Berbeda dengan rekan-rekan legal mereka yang membebankan tarif tetap yang telah disetujui kementerian (misalnya, 74.000 won ke Hongdae, 80.000 won ke Myeongdong atau Namsan), pengemudi ilegal dan agen perjalanan terkait sering membebankan tarif hingga tiga kali lipat. Beberapa platform perjalanan Tiongkok mempromosikan layanan antar-jemput bandara dengan harga 200.000 hingga 300.000 won—sering kali tanpa penumpang menyadari bahwa mereka menggunakan jasa layanan yang tidak berizin.
“Banyak turis baru mengetahuinya saat pemeriksaan polisi,” kata seorang petugas polisi Seoul. “Mereka biasanya mengatakan bahwa mereka tidak akan naik (ke kapal) andai tahu sebelumnya.” Bagi yang lain, daya tariknya terletak pada kesamaan bahasa—kemudahan berbicara dalam Bahasa Mandarin sering kali mengatasi kekhawatiran mengenai biaya atau legalitasnya.

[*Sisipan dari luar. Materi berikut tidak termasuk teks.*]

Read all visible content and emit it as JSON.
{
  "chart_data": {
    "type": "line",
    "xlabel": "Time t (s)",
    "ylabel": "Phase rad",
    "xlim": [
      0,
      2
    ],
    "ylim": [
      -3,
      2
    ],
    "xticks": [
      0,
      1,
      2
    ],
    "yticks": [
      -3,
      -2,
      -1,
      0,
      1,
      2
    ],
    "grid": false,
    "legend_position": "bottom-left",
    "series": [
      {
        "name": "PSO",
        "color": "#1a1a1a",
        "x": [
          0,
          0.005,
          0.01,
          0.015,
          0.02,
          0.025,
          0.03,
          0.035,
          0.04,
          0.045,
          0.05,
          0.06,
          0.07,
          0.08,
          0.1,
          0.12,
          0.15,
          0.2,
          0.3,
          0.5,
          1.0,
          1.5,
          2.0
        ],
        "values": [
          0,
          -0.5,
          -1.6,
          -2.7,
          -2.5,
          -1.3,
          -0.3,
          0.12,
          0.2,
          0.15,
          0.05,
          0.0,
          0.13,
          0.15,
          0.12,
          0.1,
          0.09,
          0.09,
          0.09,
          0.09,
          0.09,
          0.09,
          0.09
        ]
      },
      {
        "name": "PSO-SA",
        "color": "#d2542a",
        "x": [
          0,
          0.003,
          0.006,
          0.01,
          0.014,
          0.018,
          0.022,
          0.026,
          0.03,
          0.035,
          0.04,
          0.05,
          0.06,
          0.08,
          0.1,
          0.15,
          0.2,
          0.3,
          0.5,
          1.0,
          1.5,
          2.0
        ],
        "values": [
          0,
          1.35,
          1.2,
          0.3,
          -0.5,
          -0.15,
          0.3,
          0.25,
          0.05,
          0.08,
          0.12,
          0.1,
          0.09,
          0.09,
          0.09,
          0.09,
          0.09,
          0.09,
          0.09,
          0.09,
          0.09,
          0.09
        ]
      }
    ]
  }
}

Bagi sopir van veteran Korea, konsekuensinya langsung terasa. “Saya tidak mendapatkan satu pun pelanggan Tiongkok dalam beberapa bulan terakhir,” kata Kim Nam-sik, yang telah bekerja di jalur bandara selama lebih dari satu dekade. “Bahkan jika lebih banyak turis datang, mereka semua langsung pergi ke van-van ilegal.”
Kerusakan tidak hanya terbatas pada hilangnya pendapatan. Kendaraan ini tidak memiliki asuransi penumpang. Dalam kejadian kecelakaan, cedera fisik maupun ganti rugi finansial menjadi ranjau hukum. “Ini adalah penyewaan pribadi, bukan transportasi komersial,” kata pengacara Lee Seung-ki. “Korban mungkin memiliki sedikit atau bahkan tidak ada jalan hukum sama sekali.”
Penegakan hukum tetap menjadi tantangan. Sebagian besar perjalanan dipesan sebelumnya melalui platform-platform Tiongkok seperti WeChat, sehingga mempersulit pengawasan dan operasi penyamaran.
“Bahkan ketika kami menghentikan mereka, pengemudi beralasan bahwa mereka hanya menjemput teman atau bertindak sebagai pemandu yang tidak dibayar,” kata seorang pejabat dari Badan Kepolisian Metropolitan Incheon, yang baru-baru ini menyelesaikan operasi penindakan selama tiga bulan.
Tetapi dengan musim wisatawan puncak yang sedang berlangsung dan dorongan diplomatik untuk menarik kembali kunjungan wisatawan Tiongkok yang mulai bergerak, penertiban ini mungkin datang terlalu terlambat bagi sopir seperti Kim.
“Kecuali pemerintah bertindak serius, kita hanya bisa melihat mata pencaharian kita menghilang di depan mata.”